Pencemaran tidak hanya dapat terjadi pada air dan udara, namun juga pada tanah. Keberadaan limbah rumah tangga, industri, serta penggunaan pestisida yang berlebihan ikut mempengaruhi struktur tanah dan tanaman yang tumbuh di atasnya.
Limbah terbagi menjadi dua, yaitu yang diakibatkan dari kumpulan sampah organik serta anorganik. Meski sampah organik seperti bagian tumbuhan, hewan, dan kertas dapat diuraikan oleh mikroorganisme tanah (dekomposer), namun bila jumlahnya terlalu banyak, maka tetap saja dapat mempengaruhi kualitas tanah.

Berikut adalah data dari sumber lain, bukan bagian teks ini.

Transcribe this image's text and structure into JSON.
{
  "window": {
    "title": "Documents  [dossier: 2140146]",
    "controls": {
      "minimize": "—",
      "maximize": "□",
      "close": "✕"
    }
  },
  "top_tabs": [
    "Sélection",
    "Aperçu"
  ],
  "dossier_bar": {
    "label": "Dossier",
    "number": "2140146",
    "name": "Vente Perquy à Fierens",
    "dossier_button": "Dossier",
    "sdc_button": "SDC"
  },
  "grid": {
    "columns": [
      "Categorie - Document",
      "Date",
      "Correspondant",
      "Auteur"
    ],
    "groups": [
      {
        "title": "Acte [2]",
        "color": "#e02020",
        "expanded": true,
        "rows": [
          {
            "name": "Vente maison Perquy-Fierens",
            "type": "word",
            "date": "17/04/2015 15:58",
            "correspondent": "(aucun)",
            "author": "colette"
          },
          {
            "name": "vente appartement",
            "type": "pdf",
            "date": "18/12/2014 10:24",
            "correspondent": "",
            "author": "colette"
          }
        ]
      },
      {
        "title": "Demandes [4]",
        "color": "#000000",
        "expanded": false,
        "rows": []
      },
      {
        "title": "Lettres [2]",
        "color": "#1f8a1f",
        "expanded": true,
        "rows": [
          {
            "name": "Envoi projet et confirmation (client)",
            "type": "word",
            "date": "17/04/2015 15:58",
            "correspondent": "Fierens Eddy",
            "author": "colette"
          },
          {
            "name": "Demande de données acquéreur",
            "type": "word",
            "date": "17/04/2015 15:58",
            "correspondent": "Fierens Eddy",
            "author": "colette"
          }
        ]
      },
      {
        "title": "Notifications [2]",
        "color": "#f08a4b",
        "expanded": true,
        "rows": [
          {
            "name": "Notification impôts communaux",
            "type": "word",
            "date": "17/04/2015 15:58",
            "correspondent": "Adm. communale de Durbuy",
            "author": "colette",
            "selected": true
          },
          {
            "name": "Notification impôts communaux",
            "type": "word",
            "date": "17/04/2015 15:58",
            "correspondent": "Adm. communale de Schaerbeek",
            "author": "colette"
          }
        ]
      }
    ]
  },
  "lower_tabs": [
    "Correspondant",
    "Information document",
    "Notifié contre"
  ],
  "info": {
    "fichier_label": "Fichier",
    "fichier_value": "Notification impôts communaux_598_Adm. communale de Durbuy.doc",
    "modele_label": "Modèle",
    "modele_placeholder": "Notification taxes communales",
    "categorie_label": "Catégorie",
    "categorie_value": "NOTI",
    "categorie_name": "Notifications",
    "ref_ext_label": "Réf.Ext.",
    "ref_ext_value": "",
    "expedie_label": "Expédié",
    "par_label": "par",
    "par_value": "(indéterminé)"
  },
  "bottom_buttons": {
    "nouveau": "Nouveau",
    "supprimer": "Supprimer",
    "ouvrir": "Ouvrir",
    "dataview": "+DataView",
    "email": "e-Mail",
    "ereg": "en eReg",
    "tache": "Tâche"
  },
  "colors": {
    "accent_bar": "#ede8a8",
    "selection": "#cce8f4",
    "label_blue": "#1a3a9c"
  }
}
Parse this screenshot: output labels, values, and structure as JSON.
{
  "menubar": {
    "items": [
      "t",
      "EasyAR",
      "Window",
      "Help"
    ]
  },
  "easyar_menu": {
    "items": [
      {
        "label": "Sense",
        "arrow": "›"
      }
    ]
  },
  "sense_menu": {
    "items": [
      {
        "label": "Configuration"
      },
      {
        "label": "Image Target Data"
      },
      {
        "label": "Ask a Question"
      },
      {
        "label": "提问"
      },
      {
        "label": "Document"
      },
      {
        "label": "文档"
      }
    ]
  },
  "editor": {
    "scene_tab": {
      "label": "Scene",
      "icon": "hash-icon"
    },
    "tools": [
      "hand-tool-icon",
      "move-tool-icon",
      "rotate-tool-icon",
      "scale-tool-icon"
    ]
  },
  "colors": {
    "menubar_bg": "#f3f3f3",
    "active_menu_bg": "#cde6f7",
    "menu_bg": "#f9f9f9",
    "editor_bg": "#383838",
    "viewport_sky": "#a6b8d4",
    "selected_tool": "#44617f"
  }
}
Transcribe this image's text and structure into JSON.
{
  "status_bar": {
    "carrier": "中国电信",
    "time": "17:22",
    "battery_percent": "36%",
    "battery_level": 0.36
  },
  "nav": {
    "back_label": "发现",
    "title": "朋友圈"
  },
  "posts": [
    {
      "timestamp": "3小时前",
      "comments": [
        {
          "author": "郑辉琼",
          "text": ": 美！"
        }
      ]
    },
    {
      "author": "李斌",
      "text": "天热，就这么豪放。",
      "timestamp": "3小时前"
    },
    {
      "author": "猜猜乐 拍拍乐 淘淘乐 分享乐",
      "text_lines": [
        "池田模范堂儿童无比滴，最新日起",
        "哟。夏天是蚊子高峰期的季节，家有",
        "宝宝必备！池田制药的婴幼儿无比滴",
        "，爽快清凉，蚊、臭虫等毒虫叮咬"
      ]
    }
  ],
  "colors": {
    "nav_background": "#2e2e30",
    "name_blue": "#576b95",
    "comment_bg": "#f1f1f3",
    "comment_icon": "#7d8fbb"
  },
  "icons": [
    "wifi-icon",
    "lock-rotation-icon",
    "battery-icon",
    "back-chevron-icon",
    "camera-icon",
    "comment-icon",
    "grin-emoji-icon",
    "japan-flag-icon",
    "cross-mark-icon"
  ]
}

Sebagai contoh, di wilayah Desa Kupuk, Kecamatan Bungkal, Jawa Timur, terdapat area yang dijadikan tempat pembuangan limbah jamu oleh warga sekitar. Karena panas berlebih, maka memicu pembentukan api dari dalam tanah. Pestisida memiliki nama lain biosida, yaitu bahan kimia yang diciptakan untuk membunuh organisme. Penggunaan pestisida secara berlebihan tanpa perhitungan dan perencanaan yang baik tidak hanya sekadar berdampak pada pencemaran tanah, namun juga turut membunuh organisme nontarget, seperti cacing tanah dan dekomposer lainnya. Hal yang sama juga akan terjadi ketika limbah kimia dari industri merembes ke dalam tanah.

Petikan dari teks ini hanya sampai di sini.